O Retrato de Ricardina - Cap. 11: CAPÍTULO XI - MEMÓRIAS DOLOROSAS Pág. 70 / 178

Espantou-se, mas não a contrariou o servo. Saiu Ricardina, a pé, atravessando os choupais que entremeavam por distância de légua e meia. Soavam três horas da manhã, quando o criado lhe mostrou a janela do quarto de Bernardo Moniz. Via-se luz pelos resquícios das portas entrecerradas. O criado bateu. Abriu-se outra janela, e saiu o médico perguntando. Respondeu o criado conhecido. Desceu Francisco Moniz atemorizado e perdeu a cor e a voz quando viu Ricardina.

- Aqui... - balbuciou ele.

- Venho ver Bernardo... - disse a senhora entrando e subindo ofegante de cansaço.

- Jesus! - murmurou Moniz.

- Que é?! - exclamou ela, aterrada pela hesitação do médico. - Ele está pior?

- Não, minha senhora, não está; mas...

Ricardina subiu pressurosamente as escadas; e, como no primeiro andar ficasse perplexa sem saber por qual dos lados entraria, chamou Bernardo em gritos aflitivos.

O teólogo, que vinha então saindo do seu quarto, deu com ela de rosto, e disse a meia voz:

- Sra. D. Ricardina, entre, entre. O meu irmão não está em casa; mas volta daqui a poucas horas. Peço-lhe encarecidamente que não levante a voz; porque será perigoso saber-se que o meu irmão Bernardo não está em casa.

- Mas aonde está? - murmurou Ricardina a tremer.

- Queira sentar-se e sossegar. Conversaremos de espaço.

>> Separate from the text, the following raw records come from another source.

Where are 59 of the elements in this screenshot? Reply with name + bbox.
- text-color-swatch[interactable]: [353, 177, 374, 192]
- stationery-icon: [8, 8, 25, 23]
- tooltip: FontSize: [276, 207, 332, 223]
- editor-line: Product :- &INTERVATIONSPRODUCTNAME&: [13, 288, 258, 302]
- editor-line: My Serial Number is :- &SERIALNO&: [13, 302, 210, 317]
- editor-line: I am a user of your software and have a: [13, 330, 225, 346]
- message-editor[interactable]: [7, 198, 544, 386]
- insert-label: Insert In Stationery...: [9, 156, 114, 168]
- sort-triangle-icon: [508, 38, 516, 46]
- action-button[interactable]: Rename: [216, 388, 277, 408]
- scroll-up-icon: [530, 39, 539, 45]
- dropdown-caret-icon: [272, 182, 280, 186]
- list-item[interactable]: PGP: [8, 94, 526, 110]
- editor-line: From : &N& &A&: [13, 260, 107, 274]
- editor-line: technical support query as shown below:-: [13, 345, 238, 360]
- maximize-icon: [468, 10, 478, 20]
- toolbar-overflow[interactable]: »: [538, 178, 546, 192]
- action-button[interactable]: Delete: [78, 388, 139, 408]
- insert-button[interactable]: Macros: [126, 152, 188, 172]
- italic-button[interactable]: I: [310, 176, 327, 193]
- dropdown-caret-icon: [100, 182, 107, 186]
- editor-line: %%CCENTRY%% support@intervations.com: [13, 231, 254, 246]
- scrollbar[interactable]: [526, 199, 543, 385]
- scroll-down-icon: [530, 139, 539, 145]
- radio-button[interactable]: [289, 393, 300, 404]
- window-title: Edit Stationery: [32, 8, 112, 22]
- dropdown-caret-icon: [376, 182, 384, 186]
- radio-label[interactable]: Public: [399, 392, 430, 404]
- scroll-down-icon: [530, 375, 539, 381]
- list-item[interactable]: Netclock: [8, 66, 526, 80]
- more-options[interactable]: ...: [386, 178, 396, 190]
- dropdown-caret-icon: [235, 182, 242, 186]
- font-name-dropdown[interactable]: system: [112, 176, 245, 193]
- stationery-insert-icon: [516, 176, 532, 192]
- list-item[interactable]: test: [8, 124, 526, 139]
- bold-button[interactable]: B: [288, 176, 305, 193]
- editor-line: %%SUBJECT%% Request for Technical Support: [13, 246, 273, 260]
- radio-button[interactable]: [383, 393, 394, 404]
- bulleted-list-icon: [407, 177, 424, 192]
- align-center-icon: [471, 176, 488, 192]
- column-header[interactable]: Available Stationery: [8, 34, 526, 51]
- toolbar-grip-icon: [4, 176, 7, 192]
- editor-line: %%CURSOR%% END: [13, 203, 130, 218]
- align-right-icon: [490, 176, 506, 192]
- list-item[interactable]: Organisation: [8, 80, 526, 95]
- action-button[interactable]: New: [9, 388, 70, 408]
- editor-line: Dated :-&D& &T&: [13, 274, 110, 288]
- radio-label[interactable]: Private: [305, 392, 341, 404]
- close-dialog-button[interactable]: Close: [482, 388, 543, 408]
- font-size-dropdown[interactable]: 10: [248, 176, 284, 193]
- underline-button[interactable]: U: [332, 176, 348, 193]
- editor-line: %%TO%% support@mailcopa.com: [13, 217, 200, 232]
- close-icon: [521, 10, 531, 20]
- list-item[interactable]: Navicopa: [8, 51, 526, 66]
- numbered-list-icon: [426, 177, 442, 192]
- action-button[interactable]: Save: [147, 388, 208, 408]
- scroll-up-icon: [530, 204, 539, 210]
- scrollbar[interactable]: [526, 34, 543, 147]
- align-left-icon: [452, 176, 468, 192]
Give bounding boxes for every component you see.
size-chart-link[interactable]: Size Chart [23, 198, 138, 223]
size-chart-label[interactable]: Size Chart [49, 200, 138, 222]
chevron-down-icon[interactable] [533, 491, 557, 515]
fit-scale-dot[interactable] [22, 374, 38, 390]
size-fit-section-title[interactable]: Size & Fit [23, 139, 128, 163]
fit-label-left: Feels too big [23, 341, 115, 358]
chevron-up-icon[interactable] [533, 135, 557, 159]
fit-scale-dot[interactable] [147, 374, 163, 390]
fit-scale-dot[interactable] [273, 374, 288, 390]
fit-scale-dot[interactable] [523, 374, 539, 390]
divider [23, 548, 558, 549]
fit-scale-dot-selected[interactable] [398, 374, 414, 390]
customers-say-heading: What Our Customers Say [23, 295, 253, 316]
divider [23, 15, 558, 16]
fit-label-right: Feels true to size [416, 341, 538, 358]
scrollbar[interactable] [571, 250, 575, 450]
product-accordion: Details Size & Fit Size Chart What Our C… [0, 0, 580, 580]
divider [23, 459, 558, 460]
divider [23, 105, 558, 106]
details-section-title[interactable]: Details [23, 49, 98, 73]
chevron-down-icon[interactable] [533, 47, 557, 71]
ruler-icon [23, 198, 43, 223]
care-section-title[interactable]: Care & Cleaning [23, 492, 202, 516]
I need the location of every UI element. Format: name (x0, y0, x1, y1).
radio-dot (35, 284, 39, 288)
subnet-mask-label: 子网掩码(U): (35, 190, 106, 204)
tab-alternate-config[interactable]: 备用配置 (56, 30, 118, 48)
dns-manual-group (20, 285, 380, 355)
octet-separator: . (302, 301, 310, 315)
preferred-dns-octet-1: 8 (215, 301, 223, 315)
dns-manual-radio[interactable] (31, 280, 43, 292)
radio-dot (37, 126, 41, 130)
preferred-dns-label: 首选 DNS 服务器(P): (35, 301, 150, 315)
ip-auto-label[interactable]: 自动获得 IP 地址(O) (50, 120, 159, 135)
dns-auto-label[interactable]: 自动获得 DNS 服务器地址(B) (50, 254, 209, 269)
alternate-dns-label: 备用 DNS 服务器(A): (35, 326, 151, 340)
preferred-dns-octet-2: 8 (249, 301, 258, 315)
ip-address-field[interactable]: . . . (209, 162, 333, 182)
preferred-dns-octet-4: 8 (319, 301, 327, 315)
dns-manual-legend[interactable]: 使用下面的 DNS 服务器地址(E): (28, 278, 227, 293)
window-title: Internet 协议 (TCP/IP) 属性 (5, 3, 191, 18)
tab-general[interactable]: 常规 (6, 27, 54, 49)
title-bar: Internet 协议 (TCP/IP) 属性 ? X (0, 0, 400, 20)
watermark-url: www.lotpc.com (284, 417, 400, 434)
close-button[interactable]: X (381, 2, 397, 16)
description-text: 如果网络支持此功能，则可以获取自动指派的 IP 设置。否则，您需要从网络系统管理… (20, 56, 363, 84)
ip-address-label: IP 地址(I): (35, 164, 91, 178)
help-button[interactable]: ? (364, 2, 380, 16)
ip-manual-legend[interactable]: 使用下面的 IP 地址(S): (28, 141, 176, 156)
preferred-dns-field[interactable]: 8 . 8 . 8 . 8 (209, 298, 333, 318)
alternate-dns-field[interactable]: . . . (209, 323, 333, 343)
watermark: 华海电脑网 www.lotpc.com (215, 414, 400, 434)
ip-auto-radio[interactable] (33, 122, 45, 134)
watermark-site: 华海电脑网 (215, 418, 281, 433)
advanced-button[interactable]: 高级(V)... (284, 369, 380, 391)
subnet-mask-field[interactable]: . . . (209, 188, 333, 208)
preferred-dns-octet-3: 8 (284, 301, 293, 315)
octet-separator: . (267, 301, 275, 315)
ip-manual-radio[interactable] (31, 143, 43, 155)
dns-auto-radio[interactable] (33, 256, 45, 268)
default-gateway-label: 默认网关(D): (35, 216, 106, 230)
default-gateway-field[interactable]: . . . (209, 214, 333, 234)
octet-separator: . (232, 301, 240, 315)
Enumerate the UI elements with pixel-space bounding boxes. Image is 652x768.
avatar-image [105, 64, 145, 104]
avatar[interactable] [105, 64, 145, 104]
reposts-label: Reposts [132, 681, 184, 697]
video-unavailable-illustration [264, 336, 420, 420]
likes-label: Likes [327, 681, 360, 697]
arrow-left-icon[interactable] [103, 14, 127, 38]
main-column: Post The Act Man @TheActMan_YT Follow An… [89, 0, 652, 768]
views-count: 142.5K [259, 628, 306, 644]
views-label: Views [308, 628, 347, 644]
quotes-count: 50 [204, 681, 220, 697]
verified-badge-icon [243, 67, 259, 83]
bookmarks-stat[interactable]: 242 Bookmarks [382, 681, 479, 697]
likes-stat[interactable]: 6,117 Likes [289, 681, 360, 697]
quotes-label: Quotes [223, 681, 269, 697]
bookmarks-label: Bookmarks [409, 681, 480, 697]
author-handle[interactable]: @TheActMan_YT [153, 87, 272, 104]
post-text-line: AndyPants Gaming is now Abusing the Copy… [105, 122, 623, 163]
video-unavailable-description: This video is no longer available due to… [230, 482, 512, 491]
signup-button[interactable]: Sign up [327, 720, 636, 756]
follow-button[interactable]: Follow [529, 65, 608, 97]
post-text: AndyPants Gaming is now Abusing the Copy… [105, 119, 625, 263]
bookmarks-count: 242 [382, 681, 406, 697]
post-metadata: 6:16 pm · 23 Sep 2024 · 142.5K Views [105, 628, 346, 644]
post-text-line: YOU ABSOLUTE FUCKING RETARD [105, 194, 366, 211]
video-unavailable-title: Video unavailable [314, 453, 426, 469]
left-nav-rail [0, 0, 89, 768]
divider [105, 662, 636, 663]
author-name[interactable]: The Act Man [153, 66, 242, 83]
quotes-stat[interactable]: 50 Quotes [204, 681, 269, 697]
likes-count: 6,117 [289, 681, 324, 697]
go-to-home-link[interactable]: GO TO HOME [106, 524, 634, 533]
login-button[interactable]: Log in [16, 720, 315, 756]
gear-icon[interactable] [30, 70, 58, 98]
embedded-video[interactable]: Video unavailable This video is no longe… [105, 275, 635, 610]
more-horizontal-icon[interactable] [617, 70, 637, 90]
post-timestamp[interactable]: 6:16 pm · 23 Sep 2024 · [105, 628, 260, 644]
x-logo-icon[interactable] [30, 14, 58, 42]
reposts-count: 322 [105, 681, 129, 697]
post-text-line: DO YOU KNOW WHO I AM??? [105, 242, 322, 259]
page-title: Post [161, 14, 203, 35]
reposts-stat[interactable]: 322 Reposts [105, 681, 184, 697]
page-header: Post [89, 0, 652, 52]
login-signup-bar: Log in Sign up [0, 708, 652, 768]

- Mas diga-me pelo amor de Deus que é isto? Ele escreveu-me uma carta muito amargurada... Ai! que o meu coração me disse que havia uma grande desgraça.

- Grande desgraça, não, minha senhora - interveio o médico. - O mano Bernardo foi tratar de certos negócios respetivos à política; não podia deixar de ir esta noite; mas na volta das dez horas da manhã está em casa. Descanse, menina. Perigo não terá nenhum, se os seus gemidos não chegarem à casa deste lado, onde moram estudantes, e podem suscitar desconfianças.